By Day 10, we decided to switch up and do some shaping on the outside of the canoe. Once again we found ourselves looking for creative ways to shape the distinctive ends of the southeastern canoes. Other experiments in recent years have shown how achieving this shape by burning from underneath is nearly impossible, as the excessive heat burns too much too fast. We decided to do this fine shaping by burning downward slowly, giving us more control. The first method we decided to try was to burn ‘channels’ across the wood that would allow the material between to be removed quickly with some sort of hand tool like an axe. My initial experiments with this worked beautifully, achieving a shape reminiscent of the ‘scoop’ shape common to the ends of these canoes in only a few quick strokes of the axe. Unfortunately I have thus far been unable to get a Mississippian style copper axe to attempt this technique but I hope this would achieve similar results.
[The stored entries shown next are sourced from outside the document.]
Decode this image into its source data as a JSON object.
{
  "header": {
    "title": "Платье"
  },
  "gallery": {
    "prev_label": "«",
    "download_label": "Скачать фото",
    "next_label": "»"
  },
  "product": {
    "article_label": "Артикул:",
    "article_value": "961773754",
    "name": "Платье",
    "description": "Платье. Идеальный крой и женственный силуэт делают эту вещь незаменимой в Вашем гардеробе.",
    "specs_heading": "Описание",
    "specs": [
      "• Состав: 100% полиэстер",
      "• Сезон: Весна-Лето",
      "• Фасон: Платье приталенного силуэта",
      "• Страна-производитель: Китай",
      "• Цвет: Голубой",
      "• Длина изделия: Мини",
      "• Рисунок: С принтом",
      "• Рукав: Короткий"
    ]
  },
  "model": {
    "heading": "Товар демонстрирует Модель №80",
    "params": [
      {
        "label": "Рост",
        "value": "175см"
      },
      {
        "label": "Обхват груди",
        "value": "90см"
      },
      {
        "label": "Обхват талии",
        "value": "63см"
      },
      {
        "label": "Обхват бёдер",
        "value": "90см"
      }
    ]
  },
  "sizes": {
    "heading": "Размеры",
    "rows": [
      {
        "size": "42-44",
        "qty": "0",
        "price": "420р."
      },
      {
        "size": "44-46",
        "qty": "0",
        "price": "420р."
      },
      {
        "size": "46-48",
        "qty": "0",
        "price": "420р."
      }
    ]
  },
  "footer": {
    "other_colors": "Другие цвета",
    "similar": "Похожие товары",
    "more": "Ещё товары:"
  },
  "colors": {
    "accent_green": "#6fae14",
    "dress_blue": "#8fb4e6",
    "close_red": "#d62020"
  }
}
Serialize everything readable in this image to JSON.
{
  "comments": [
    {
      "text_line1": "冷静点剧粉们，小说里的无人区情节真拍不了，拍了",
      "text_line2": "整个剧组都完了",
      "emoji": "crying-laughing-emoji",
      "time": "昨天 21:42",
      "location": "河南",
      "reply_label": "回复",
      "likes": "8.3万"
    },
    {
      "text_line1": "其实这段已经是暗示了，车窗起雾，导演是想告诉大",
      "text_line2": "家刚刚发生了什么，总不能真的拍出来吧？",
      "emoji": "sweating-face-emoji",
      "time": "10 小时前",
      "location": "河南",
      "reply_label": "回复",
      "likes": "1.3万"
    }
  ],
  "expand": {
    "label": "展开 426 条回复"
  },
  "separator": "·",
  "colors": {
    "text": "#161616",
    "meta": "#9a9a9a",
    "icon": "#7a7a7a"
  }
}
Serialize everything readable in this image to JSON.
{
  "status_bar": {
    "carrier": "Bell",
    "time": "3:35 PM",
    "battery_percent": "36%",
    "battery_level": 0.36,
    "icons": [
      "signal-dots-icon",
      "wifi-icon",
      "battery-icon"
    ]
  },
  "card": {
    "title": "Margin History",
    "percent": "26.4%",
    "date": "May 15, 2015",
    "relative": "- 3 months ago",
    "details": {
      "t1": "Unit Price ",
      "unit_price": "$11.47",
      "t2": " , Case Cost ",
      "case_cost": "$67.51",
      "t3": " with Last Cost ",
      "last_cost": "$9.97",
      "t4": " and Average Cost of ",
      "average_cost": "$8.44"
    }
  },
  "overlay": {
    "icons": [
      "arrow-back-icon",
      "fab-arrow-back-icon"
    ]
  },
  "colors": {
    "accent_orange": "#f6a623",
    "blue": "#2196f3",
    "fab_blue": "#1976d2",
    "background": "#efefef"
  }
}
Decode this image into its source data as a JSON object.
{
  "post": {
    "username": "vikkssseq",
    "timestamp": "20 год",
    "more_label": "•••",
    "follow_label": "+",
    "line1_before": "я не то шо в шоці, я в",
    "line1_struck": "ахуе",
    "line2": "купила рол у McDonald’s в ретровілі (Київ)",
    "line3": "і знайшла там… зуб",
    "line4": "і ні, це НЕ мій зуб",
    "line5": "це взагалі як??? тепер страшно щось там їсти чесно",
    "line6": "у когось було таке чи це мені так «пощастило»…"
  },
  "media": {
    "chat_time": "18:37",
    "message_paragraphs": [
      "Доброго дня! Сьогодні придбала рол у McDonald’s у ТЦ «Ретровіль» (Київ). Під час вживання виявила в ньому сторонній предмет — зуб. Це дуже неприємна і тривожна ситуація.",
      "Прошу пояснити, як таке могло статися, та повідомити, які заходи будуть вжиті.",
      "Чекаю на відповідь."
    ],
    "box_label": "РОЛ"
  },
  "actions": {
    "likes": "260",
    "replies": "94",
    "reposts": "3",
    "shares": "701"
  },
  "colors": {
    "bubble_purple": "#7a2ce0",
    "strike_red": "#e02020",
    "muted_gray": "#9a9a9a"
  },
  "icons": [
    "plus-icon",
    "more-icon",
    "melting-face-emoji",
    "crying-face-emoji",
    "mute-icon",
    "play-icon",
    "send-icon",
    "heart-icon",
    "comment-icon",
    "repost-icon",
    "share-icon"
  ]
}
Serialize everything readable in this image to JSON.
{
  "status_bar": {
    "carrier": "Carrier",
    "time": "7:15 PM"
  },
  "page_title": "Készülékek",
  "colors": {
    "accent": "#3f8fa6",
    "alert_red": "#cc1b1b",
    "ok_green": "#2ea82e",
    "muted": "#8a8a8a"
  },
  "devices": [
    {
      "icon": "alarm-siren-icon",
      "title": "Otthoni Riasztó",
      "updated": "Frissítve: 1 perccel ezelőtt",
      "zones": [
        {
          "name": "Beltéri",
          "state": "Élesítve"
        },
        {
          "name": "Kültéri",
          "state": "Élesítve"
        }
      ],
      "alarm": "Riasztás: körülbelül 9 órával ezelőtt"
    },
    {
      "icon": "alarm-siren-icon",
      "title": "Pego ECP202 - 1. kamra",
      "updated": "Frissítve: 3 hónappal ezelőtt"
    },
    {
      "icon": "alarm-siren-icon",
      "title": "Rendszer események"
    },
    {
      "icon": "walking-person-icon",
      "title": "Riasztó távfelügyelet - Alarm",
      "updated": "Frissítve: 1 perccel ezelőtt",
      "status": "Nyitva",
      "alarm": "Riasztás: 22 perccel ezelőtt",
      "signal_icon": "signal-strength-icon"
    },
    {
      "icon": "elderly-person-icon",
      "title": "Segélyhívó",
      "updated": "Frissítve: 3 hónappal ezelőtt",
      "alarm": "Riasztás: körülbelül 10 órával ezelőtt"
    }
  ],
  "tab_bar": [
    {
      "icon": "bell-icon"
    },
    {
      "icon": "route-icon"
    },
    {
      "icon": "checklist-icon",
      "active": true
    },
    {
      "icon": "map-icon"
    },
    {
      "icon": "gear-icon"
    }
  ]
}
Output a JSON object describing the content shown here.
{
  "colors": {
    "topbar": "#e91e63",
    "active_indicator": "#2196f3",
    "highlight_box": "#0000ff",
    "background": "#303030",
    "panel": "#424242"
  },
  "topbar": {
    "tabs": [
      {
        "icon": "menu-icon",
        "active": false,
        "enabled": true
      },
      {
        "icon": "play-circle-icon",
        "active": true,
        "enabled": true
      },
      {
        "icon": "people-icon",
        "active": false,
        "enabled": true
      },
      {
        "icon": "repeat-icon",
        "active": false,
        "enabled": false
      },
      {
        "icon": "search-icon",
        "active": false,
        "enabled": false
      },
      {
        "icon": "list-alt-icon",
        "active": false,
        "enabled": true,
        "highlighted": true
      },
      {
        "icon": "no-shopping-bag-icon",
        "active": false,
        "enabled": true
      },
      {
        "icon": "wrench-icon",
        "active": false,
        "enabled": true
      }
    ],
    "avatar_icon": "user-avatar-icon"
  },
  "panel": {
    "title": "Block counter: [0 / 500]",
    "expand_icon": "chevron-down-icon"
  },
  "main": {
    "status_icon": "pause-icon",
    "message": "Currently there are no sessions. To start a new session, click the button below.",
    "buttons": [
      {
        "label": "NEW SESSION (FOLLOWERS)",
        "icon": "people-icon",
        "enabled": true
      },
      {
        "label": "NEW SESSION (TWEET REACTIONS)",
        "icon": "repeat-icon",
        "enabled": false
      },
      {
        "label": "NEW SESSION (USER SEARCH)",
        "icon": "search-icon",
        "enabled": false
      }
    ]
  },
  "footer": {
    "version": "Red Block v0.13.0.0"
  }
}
By contrast we tried another method at the other end in which we built a fire directly on the log covering all of the area to be removed. Much to our surprise this seems to naturally produce a somewhat ‘pointed’ end that is much more common to all sorts of dugouts worldwide. Perhaps this tendency to make a point is just a fluke or perhaps it is the reason why ‘pointed’ canoes are so prevalent while the more ‘boxy’ canoes are not. Burning directly on the bottom of the log produced a relatively flat surface on the bottom of the boat, but thus far our methods have not produced the amazingly flat and smooth bilges common to southern boats. These results are consistent with the idea of fire being used as a primary tool supported by other hand tools like adzes and draw knives that could produce the finer shaping we are looking for. Only further experimentation can tell for sure. These experiments are ongoing and some in the near future might reveal other techniques as well so stay tuned for those updates or come visit us Wednesdays and Thursdays from 9 to 5 at Etowah Mounds Historic Site in Cartersville Georgia.

Technique Three
Technique Four

Day Ten
Day Ten

July 2008 -- This project has been temporarily put on hold, but we hope to resume soon.